Done it, it's buggy gets corrupted, don't recommend using it.

You can command + tab or command + shift + tab to cycle through, and Command + H will hide Carbon apps (incl. AppleWorks 6).

The more of Classic's "neat" features - most of them were the causes of fragmented memory and instability. Turn off any background processes and you'll lfind that Classic runs better and even not under X 9.0.x is more stable and doesn't "lose" or suffer from memory becoming fragmented - a very very small amount is lost over time, but turn on conrol strip, folder actions, time synch, indexing, etc and you'll find those memory "problems" and "leaks" and fragmented.

Classic needs very few extensions to work properly. Fewer the better. Tear-off application menu isn't one of them.

Gregory
 
I discovered the same thing. But how about this:
Press Command-Option-Esc. Yep, the Force Quit keys.
A small window comes up that very neatly lists all applications, complete with icons. You can force quit the apps by clicking on them then pressing the "Force quit" button, but if you just click on an app (I forget whether it's single-or double-clicking, I'm not running X now), then it will activate the app. Just like the Application Switcher.

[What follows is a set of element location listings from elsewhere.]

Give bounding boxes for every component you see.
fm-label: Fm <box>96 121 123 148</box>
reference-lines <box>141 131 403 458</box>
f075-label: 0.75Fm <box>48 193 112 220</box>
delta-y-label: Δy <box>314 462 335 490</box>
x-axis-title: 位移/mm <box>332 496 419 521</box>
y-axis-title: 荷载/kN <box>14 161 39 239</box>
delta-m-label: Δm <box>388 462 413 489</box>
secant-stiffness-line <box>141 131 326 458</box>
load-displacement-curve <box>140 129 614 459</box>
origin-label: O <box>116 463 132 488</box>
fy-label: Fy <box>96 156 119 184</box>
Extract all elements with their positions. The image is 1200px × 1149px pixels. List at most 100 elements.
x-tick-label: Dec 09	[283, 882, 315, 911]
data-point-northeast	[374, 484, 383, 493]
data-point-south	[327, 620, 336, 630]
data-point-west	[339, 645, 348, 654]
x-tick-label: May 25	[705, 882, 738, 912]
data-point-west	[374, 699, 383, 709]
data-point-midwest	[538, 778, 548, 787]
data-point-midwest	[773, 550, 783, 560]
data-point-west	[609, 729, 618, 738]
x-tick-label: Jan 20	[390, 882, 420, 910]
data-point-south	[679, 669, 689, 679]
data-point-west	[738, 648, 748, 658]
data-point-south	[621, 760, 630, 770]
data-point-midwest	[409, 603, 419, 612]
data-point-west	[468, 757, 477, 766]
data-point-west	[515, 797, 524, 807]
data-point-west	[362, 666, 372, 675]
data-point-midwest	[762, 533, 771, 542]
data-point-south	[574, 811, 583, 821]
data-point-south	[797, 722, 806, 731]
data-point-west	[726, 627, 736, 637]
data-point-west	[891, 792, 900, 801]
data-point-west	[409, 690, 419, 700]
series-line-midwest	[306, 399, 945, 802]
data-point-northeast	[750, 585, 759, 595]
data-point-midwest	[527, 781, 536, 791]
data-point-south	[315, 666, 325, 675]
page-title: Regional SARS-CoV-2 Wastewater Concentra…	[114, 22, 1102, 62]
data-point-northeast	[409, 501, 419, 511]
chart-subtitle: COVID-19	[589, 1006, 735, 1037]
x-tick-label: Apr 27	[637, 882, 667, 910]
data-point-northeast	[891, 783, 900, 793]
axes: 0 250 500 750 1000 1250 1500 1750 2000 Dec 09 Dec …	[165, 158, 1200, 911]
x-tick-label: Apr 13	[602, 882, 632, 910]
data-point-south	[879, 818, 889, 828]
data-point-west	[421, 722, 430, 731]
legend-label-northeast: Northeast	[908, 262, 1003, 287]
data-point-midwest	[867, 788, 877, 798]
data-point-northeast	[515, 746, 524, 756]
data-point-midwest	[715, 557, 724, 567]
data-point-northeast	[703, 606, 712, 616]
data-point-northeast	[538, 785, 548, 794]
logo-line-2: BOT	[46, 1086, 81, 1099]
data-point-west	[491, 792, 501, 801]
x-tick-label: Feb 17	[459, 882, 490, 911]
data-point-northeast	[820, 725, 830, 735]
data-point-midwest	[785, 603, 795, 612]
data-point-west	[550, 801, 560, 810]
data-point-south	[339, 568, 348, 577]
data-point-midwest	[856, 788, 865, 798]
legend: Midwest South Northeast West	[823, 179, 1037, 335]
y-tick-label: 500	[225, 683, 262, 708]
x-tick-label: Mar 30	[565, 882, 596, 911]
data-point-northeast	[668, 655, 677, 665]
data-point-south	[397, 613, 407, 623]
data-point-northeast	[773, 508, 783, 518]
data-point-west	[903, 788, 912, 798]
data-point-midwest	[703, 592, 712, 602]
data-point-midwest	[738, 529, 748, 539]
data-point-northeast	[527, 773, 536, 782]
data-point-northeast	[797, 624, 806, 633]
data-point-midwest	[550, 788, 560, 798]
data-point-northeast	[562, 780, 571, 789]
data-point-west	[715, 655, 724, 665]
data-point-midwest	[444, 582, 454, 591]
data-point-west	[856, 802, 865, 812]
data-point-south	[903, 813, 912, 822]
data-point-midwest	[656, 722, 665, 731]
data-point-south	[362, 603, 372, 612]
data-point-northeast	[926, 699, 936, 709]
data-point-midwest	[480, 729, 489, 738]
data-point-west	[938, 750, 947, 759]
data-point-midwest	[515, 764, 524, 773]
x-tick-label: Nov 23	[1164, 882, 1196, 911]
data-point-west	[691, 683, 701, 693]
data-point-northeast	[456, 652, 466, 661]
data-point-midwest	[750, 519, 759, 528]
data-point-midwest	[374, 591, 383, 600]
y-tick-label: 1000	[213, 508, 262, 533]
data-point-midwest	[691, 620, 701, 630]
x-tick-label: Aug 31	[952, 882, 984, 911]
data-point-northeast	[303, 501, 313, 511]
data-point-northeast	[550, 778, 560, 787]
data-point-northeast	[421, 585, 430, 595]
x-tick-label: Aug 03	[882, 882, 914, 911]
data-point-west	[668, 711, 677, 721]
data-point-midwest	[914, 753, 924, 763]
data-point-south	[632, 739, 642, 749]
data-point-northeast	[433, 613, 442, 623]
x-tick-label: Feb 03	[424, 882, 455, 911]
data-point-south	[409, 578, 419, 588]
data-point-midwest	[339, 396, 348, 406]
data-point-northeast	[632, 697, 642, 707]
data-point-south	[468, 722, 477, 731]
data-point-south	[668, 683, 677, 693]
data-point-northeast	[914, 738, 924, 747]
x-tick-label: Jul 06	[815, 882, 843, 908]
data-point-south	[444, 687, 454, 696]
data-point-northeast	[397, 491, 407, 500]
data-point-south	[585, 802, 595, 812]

It's always on top, so fits the bill nicely. However, it's a bit too large.
 
Originally posted by p
but if you just click on an app (I forget whether it's single-or double-clicking, I'm not running X now), then it will activate the app. Just like the Application Switcher.
It's always on top, so fits the bill nicely. However

You are right, didn't know that little trick before.
It is double clicking by the way.
To bad you cannot edit its size. Altough, there is probably a resource for this window somewhere. I'll be looking for it.
 
if you popup the force-quit window, when classic is running, you can force quit classic, and still use your classic apps.
I haven't really tested to see how much ram or cpu it saves, but it does work. I think you have to have at least one classic app open though when you force-quit classic.
This probably isn't really a good idea, and nobody's proved that it will speed things up. ( although I'm going to try to get some more screencaps with top running)

for now check out these screenshots:

http://24.161.35.35/osx/screenshots/
Look for the one with the old "about this Computer" window!

 
Originally posted by J5
if you popup the force-quit window, when classic is running, you can force quit classic, and still use your classic apps.

Or you could just launch TruBlueEnvironment instead of Classic.app.

Speed
 
Rather than a force quit on clasic, or opening TrueBlueEnviroment rather than classic.app, you can switch to clasic and choose Quit from the applcation menu. It will ask if you want to shut down the clasic compatibility enviroment or leave it running. Chose leave it running, and voila Classic withot the app.